Georgia contract notes
In Georgia, the purchase contract governs all earnest-money terms, including deadlines, escrow holder, and remedies. Brokers who hold escrow must follow state rules for trust funds, and many transactions use title companies for escrow. Standard forms often include dispute procedures. If the parties cannot agree, the escrow holder may interplead the funds into court, which can be time consuming and costly.
Georgia law allows parties to negotiate non-refundable deposits or liquidated-damages clauses if they are clearly stated in the contract. Read every clause carefully and ask questions before you sign.
Buying in Brookhaven should feel confident, not confusing. With the right plan, you can use earnest money to strengthen your offer while protecting your interests. If you want help choosing the right deposit amount, setting smart timelines, and coordinating financing, insurance, and closing under one roof, our team is here for you in English or Vietnamese.
Ready to move forward with a plan that fits your goals? Connect with La'Tep Real Estate Group for a clear, local strategy.
FAQs
What is earnest money in a Georgia home purchase?
- It is a good-faith deposit you pay at contract acceptance that applies to your purchase at closing and signals offer strength to the seller.
How much earnest money is typical in Brookhaven?
- Many buyers offer about 1% to 3% of the price, and in competitive segments some increase to 3% to 5% or use a larger flat amount to stand out.
Who holds earnest money in Georgia deals?
- The contract names the holder, often a title company, settlement attorney, or a licensed broker’s trust account.
When is earnest money refundable in Georgia?
- It is generally refundable if you terminate properly under a surviving contingency, within the contract’s deadlines and notice rules.

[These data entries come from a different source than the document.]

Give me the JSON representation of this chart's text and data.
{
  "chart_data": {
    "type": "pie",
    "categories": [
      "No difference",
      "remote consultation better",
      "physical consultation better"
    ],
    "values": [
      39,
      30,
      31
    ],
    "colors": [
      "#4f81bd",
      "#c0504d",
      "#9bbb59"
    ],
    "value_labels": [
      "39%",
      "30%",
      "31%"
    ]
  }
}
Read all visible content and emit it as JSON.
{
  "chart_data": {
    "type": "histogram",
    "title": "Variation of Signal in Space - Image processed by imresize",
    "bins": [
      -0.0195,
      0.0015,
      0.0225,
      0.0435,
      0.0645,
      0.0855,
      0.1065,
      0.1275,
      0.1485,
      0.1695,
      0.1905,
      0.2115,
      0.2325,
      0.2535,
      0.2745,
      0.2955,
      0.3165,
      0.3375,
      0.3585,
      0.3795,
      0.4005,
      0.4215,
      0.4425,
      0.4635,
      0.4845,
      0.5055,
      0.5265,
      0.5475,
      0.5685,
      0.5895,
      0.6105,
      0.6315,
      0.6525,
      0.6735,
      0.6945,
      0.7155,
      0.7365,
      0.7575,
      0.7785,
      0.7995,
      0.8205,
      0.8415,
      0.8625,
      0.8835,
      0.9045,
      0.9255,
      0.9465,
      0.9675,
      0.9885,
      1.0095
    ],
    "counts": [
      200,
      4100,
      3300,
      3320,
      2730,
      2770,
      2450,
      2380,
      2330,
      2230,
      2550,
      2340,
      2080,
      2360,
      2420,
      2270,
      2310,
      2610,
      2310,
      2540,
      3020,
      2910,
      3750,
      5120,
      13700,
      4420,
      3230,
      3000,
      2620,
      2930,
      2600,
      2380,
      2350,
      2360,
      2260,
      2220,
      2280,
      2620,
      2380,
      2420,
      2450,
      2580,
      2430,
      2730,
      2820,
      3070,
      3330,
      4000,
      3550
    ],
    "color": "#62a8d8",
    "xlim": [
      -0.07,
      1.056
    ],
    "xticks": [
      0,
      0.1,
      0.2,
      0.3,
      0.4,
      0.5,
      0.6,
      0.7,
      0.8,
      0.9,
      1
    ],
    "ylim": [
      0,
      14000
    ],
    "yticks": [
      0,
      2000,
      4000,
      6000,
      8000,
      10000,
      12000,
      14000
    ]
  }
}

How fast do I need to deposit earnest money?
- Many contracts require delivery within a short window, commonly 48 to 72 hours after ratification, but your contract controls the exact deadline.
What makes earnest money “go hard” or non-refundable?
- Waived contingencies, missed deadlines, explicit non-refundable clauses, or a buyer default at closing can put the deposit at risk.
Can I earn interest on my earnest money?
- It depends on the escrow holder’s practices and your contract. Some accounts are non-interest-bearing, and terms vary.
What happens if there’s a dispute over my deposit?
- Contracts often call for mediation or arbitration, and if parties cannot agree, the escrow holder may interplead funds into court for a decision.